A face mais cruel da má gestão e dos equívocos da política de saúde do governo do presidente venezuelano, Hugo Chávez, voltou a exibir-se na madrugada da quinta-feira (27), quando se constatou a morte de cinco recém-nascidos na Maternidade Concepción Palacios, em Caracas. Segundo Giuseppe Mandolfo, vice-presidente da associação de médicos do hospital, as mortes ocorreram por falta de pessoal. Durante o plantão, apenas um médico e um enfermeiro cuidavam das mais de 60 incubadoras da UTI neonatal, onde os bebês morreram.
"Antes, tínhamos quatro médicos nesse setor por plantão – que já não podiam prestar um atendimento adequado -; agora, temos só um", disse à AE um dos médicos da Concepción Palacios, que pediu para não ter o nome publicado.
Para Ligia González, chefe do setor de hospitalização da maternidade, os baixos salários acabaram afastando os médicos da instituição, apresentada pelo governo Chávez como um modelo de atendimento à população de baixa renda. "Eu, como chefe de setor, e depois de 15 anos de trabalho aqui, ganho cerca de 1 200 bolívares fortes (US$ 570, pelo câmbio oficial)", afirmou Ligia.
O vice-presidente venezuelano, Ramón Carrizales, foi à maternidade na quinta-feira (27) para avaliar a situação. Mais tarde, autoridades do governo, incluindo o próprio presidente Chávez, afirmaram que apenas um bebê, com problemas respiratórios, havia morrido na UTI neonatal. Os outros quatro, de acordo com as autoridades chavistas, eram casos de natimortos – afirmação contestada pela oposição e por jornais e emissoras de televisão que se opõem a Chávez.
Uma comissão, formada por autoridades governamentais e da associação de médicos do hospital, foi criada para investigar a real circunstância dessas mortes. Até esta segunda-feira (31), nenhuma conclusão tinha sido divulgada.
Em meio ao intenso debate sobre liberdade de expressão causado pela presença de representantes da Sociedade Interamericana de Imprensa (SIP) em Caracas, de sexta-feira (28) até domingo (30), Chávez qualificou a notícia sobre a morte dos bebês de um exemplo de "terrorismo midiático" – que, segundo o presidente, é o método utilizado pelos meios de comunicação filiados à SIP.
Autoridades de saúde do governo, que se pronunciam sobre o caso somente por meio de notas oficiais ou declarações às emissoras de TV estatais, apressam-se em lembrar que a Maternidade Concepción Palacios é um centro especializado em receber pacientes de alto risco, adolescentes e mulheres que não procuraram atendimento pré-natal adequado.

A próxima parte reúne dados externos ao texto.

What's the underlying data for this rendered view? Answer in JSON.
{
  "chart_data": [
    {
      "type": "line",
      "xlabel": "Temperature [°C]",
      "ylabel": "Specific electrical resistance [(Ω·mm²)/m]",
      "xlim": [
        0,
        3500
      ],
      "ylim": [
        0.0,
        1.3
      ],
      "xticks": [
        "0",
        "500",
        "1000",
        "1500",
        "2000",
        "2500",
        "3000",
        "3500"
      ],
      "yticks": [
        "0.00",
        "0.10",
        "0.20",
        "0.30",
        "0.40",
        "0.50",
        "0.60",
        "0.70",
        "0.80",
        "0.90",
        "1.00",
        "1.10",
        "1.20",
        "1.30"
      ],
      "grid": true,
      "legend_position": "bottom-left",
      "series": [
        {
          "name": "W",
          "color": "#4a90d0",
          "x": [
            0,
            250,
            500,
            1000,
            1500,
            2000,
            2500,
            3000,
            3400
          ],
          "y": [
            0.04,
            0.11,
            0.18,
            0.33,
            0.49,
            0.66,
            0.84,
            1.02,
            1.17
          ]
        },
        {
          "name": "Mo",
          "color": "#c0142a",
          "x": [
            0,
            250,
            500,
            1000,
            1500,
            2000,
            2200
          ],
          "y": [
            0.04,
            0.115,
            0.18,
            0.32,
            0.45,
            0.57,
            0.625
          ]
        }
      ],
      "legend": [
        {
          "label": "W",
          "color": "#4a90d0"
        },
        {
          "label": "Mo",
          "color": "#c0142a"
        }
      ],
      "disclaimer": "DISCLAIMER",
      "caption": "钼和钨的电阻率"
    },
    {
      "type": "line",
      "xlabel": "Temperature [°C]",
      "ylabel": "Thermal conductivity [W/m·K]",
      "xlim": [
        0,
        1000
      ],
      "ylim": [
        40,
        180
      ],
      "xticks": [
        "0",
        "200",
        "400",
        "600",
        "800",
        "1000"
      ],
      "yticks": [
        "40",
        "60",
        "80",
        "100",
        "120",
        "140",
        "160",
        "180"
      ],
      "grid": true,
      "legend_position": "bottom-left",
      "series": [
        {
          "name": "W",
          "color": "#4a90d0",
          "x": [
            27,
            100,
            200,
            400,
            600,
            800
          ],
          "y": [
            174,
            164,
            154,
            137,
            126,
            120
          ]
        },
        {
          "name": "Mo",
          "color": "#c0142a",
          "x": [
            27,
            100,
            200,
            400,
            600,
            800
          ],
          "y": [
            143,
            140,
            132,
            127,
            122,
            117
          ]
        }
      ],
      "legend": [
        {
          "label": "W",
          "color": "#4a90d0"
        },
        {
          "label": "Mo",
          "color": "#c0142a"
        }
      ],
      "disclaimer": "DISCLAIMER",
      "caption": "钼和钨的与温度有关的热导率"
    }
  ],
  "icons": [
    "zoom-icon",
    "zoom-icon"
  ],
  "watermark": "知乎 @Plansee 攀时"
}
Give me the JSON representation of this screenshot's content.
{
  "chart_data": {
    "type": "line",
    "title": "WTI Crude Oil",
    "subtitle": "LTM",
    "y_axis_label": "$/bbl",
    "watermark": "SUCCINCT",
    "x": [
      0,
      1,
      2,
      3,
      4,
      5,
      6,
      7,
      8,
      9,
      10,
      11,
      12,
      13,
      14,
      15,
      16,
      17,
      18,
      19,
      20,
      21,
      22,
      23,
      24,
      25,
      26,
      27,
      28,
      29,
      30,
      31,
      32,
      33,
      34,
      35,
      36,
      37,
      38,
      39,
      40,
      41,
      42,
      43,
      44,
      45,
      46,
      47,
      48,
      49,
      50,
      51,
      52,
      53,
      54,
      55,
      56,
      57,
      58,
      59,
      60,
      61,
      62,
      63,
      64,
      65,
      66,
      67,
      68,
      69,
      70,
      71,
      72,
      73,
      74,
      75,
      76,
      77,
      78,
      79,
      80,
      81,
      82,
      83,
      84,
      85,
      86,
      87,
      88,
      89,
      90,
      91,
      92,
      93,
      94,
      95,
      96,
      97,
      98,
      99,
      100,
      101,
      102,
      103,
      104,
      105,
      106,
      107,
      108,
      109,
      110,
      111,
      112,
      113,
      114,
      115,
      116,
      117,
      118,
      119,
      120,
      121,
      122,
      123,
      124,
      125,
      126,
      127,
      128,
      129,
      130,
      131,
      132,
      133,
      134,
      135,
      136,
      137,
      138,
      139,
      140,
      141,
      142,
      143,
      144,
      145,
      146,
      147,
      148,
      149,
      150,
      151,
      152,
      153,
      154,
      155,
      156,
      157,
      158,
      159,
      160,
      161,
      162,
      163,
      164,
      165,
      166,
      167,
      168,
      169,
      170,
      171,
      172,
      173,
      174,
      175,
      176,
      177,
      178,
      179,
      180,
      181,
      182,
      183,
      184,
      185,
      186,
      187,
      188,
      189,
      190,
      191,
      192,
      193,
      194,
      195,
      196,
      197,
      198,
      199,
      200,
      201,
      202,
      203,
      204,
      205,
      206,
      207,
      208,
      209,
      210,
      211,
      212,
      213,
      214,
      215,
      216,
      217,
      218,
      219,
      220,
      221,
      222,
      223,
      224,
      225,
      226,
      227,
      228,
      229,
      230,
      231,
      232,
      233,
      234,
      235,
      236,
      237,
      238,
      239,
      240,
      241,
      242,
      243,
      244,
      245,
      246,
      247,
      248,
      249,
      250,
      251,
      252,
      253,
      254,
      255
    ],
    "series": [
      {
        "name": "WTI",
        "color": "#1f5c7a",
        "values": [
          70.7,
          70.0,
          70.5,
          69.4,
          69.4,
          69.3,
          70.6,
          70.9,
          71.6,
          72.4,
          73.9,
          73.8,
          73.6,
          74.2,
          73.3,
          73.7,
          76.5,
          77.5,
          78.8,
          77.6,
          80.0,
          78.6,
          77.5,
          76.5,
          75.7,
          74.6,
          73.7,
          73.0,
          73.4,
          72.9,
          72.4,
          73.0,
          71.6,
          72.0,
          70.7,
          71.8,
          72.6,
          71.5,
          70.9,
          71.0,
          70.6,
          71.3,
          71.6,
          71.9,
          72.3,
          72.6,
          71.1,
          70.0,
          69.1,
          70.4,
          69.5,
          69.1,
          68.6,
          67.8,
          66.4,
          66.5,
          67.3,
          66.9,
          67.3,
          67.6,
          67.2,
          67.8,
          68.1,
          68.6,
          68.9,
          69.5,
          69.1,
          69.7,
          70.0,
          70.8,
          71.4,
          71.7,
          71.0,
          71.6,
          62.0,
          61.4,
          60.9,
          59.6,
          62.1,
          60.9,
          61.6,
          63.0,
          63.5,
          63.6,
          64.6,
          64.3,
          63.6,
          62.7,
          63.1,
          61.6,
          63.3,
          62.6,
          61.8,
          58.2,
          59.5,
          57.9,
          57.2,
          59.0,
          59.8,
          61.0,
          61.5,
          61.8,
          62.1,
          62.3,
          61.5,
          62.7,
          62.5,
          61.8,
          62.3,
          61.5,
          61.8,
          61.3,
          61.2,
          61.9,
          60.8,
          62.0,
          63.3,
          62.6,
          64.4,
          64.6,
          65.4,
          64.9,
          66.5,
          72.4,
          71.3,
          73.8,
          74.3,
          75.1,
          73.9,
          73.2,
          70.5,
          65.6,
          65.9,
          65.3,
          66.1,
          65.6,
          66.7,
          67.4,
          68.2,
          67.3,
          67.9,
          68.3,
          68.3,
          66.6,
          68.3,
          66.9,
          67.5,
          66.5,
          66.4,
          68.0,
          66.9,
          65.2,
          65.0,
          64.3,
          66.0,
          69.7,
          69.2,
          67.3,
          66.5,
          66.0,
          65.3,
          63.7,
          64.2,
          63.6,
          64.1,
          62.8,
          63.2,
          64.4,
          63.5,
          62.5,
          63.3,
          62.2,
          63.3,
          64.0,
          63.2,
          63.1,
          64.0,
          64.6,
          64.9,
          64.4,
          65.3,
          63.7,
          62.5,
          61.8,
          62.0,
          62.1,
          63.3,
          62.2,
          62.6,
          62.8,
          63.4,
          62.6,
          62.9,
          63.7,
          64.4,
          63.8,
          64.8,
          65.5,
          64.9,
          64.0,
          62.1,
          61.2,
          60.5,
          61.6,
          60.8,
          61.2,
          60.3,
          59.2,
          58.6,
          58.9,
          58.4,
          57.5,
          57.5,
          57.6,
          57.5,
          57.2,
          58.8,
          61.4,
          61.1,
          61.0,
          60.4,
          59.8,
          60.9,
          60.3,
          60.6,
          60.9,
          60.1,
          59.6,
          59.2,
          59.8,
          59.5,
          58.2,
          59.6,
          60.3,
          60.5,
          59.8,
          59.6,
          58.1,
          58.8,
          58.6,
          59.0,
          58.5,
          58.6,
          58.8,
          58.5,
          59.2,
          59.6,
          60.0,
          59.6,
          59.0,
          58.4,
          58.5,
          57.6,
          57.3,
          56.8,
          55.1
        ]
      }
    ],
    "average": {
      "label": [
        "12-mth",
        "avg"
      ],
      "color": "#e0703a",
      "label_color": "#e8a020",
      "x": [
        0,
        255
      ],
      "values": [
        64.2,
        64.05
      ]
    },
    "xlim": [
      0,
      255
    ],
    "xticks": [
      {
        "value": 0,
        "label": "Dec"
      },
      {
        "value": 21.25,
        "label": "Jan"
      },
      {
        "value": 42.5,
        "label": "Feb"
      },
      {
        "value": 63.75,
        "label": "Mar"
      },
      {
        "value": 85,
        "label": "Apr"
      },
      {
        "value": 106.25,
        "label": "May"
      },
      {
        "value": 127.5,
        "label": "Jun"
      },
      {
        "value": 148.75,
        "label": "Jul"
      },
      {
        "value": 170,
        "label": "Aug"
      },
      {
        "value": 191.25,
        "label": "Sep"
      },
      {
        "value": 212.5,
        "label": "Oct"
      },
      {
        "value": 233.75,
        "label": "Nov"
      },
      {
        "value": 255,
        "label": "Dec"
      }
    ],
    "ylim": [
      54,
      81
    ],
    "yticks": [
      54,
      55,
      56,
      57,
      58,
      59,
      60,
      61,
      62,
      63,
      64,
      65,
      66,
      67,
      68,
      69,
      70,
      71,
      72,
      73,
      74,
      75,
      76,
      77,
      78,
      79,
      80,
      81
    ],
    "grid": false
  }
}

Nos últimos anos, a Concepción Palácios foi beneficiada pelo Plano Extraordinário de Investimento em Saúde – um ambicioso projeto estatal de investir US$ 5 bilhões para melhorar a infra-estrutura do setor em cinco anos – e recebeu toneladas de equipamentos hospitalares, de medidores de pressão a aparelhos de raio X. No entanto, segundo os médicos da associação do hospital, não foram contratados profissionais capazes de operar esse equipamento.
A agravante, no caso da saúde pública – um dos pilares do projeto de "socialismo do século XXI" de Chávez -, é que o caso da maternidade não é uma ocorrência isolada.
Em agosto de 2005, quase ao mesmo tempo em que o presidente venezuelano anunciava a abertura da terceira fase do programa de instalação de clínicas comunitárias Barrio Adentro, quatro pacientes morreram no Hospital Magallanes, na periferia de Caracas, por falta de oxigênio no centro hospitalar.
Nos últimos anos, Chávez tem atribuído as "falhas hospitalares" à "privatização e exploração capitalista" dos serviços de saúde e chegou a nacionalizar algumas clínicas particulares.